Most funding for public school districts comes from local and state sources and is heavily dependent on property taxes. This means the most important factor in the quality of a student’s education is his or her ZIP code. The districts with the highest poverty receive, on average, $1,200 less per student than the wealthiest districts. And districts that serve the largest numbers of students of color receive about $2,000 less per student than districts that serve the fewest students of color. In other words, Latina/o kids are often consigned to districts with the worst funding.
More money means more experienced and higher-paid teachers; the latest and best technology; smaller class sizes; and plenty of extracurricular and enrichment activities. Less money means teachers with lower salaries and little experience; larger and more chaotic classes; and little money for enrichment programs.
We are sending a very chilling message to our children. We’re saying that some of them matter more than others. We’re lowering our expectations for what they can achieve. Ultimately, they’re getting the message loud and clear that they simply don’t matter much. This obviously has an impact on their future, and ours.
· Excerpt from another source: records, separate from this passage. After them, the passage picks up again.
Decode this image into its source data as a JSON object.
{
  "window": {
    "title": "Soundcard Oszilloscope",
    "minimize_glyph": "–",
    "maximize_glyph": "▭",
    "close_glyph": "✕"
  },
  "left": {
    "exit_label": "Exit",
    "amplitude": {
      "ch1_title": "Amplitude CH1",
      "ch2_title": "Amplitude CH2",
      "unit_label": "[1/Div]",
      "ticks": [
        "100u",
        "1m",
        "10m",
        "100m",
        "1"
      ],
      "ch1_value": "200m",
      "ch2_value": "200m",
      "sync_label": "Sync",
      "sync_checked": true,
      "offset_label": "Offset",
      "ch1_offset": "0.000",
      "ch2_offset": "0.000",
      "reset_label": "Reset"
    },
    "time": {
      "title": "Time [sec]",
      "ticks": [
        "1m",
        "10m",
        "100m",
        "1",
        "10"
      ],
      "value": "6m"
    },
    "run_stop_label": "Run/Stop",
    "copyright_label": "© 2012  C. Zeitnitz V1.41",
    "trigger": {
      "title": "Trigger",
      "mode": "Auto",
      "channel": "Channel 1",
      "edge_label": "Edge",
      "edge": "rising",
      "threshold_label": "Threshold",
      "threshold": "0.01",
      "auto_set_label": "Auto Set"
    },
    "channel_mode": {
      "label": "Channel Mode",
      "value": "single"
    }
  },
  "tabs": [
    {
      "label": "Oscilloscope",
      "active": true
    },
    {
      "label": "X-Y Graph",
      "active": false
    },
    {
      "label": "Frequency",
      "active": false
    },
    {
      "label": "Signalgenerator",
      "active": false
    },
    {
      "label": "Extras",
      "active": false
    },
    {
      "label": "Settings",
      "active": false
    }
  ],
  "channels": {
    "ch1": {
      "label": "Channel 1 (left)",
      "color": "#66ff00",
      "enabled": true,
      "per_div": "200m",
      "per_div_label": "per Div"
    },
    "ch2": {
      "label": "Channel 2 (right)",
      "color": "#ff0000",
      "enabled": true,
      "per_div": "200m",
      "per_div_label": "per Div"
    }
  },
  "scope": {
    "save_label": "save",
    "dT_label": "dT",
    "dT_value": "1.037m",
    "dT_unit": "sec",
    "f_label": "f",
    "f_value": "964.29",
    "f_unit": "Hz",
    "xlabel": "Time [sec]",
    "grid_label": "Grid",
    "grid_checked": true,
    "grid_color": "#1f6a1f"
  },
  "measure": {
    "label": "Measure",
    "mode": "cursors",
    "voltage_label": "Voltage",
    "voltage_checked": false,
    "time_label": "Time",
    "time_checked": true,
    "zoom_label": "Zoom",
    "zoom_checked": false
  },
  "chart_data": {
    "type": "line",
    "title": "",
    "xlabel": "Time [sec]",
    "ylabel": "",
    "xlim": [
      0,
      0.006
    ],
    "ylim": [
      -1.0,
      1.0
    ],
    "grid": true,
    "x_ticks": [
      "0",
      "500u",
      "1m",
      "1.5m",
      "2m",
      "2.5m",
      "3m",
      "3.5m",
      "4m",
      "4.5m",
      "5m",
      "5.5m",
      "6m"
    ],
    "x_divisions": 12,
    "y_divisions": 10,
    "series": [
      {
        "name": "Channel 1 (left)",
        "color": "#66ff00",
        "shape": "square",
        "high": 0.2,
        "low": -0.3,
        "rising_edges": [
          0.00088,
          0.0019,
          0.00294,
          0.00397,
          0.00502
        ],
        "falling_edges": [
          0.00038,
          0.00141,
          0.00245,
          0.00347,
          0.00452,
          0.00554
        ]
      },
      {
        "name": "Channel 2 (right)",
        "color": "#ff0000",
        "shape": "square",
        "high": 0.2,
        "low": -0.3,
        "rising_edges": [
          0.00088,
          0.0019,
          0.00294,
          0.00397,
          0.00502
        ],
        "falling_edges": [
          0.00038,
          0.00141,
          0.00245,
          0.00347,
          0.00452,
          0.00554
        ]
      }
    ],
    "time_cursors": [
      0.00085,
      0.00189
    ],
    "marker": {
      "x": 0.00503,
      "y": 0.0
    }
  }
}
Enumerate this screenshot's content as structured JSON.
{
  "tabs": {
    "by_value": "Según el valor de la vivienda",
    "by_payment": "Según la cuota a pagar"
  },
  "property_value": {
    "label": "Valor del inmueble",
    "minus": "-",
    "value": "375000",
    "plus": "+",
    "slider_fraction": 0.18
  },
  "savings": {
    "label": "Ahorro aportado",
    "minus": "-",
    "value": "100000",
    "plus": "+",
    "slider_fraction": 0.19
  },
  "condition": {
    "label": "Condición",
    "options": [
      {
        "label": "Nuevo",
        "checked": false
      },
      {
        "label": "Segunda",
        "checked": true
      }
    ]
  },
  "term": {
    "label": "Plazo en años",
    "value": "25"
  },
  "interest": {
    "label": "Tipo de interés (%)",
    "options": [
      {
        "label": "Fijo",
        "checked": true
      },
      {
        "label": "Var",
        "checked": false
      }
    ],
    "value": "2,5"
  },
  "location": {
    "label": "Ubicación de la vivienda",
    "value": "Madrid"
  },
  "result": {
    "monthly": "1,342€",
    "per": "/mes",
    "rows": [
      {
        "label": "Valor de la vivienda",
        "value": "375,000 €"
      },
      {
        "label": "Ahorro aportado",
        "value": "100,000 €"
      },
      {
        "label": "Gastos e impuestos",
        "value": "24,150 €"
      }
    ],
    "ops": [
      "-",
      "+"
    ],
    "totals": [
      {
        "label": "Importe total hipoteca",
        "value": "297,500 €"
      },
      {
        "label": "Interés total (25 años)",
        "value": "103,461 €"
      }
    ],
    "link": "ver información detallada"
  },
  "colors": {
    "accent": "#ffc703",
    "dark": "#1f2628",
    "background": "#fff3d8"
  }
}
Children in wealthier school districts have every opportunity to flourish. That’s what we demand for every child. Nothing less. We must, as a nation, gather the political will to throw out the formulas that result in unfair school funding and create progressive formulas to change the equation for impoverished school districts — and the students who live in them.
In the foreword to Rabble Rousers, Dolores Huerta writes that the stories “depict how one does not have to have a lot of money or power to create change.” These leaders show “the power of the person, no matter what barriers may stand in the way.”
This Hispanic Heritage Month, think about the power we all have to make a difference. Join the NEA in demanding equitable funding for public schools. This is how you can help our kids find the keys to open doors.